Kanye West spends most of Yeezus struggling with the same character crises that have plagued him since his debut, making hay of his inability to find a happy medium between espousing social consciousness and celebrating empty consumerism. It's a common hip-hop predicament, the primal urge of self-aggrandizing flash clashing with the deeper need to communicate a constructive political message, and one that's gained poignancy as rap's activist branch has continued to wither. This means that effusive young talents like Wale are left without a movement to suit their specific voices, making it even more of a challenge to develop a thoughtful, coherent persona in an increasingly narrow, competitive industry. With The Gifted, his second album for Maybach Music Group, Wale continues to struggle to define himself, which proves even more difficult on a label dominated by broad caricatures.
The typical Wale verse involves a boast immediately undercut by a rationalization, or one that contains its own effacement within it; it's fitting that The Gifted opens with a skit in which some friends discover, then immediately deface, a statue of the rapper. He uses this stuttering, recursive approach to develop a voice that's winkingly humble and faintly neurotic, with songs that slowly reveal consistent themes. This leads to tracks like "Bricks," which swings from a basic chronicle of street slinging to the admission that the rapper never had any actual involvement in drug sales, then on to an analysis of the pressures that force many aspiring rappers to start dealing as a sort of résumé-building activity. It's a gradual, bricklaying method that takes entire songs to fall into place, for which reason Wale doesn't do especially well on guest verses. He's also still awkward among his label-mates, since his complicated, close-listening idiom clashes with that of someone like Rick Ross, who works off rapid-fire accretion of mountains of cartoon imagery, or Meek Mill, who belts out purple tales of death and disorder, both rappers embodying black-and-white views of ghetto life that don't jibe with Wale's more realistic, nuanced approach.
The further issue is that Wale seems caught up in the same type of portfolio diversification that's likely caused Maybach to recruit this would-be black sheep. This means that, after a strong first half, dotted with buoyant, brassy tracks like "Sunshine" and the Cee-Lo-backed "Gullible," Wale surrenders to a boilerplate back half full of pandering radio bait more in line with the baroque production style common with the rest of the Maybach stable. These tracks find him either overwhelmed by flashier guests, like the dominating Nicki Minaj appearance which upends the woeful booty anthem "Clappers," or simply out of place, as with his collision with Ross and Ne-Yo on "Tired of Dreaming."

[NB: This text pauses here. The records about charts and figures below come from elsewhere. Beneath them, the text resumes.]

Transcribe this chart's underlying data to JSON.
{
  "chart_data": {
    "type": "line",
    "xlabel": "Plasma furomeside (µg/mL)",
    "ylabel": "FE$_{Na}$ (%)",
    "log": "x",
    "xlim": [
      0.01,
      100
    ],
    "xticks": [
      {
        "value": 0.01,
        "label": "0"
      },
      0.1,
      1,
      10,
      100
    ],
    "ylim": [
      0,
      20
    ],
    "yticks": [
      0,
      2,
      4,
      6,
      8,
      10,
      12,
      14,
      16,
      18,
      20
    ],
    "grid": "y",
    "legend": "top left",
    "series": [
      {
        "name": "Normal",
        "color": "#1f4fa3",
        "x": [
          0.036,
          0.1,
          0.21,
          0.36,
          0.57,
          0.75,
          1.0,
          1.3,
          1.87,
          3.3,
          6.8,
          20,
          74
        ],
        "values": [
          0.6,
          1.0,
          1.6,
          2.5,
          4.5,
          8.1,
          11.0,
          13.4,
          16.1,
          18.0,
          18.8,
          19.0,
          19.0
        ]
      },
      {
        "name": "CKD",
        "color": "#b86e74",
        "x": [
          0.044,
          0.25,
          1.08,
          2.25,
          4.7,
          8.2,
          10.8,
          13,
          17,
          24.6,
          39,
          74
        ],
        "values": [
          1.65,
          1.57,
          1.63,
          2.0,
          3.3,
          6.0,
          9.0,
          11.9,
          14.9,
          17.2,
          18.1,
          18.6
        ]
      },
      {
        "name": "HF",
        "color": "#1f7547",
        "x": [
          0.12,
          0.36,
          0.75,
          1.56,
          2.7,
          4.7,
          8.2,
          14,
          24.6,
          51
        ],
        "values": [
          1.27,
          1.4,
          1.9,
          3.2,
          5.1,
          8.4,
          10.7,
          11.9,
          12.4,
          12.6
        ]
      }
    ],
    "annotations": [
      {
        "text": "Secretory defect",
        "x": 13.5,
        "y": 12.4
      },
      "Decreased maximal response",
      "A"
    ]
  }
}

The sharp divide between these two halves identifies the main problems for an artist like Wale, who's bounced around a lot in the last few years, never coming close to the greatness of his breakthrough The Mixtape About Nothing. Integrating Seinfeld sound clips into knotty, digressive explorations of the rapper's own obsessions and concerns, that mixtape felt like something fresh and more cohesive than anything he's released since. When he plays to his strengths on The Gifted, the results are impressive, but more mass-market tracks leave him sounding unoriginal and anonymous. A last-minute spot comes via Jerry Seinfeld, who weirdly shows up out of nowhere to cap off closer "Black Heroes." This bumper acts as a teaser for his and Wale's supposed impending collaboration, on the forthcoming Album About Nothing, a sure-to-be-odd conceptual lark that, with any luck, will give this budding talent a chance to delve back into his own eccentric interests and fortify his identity in the process.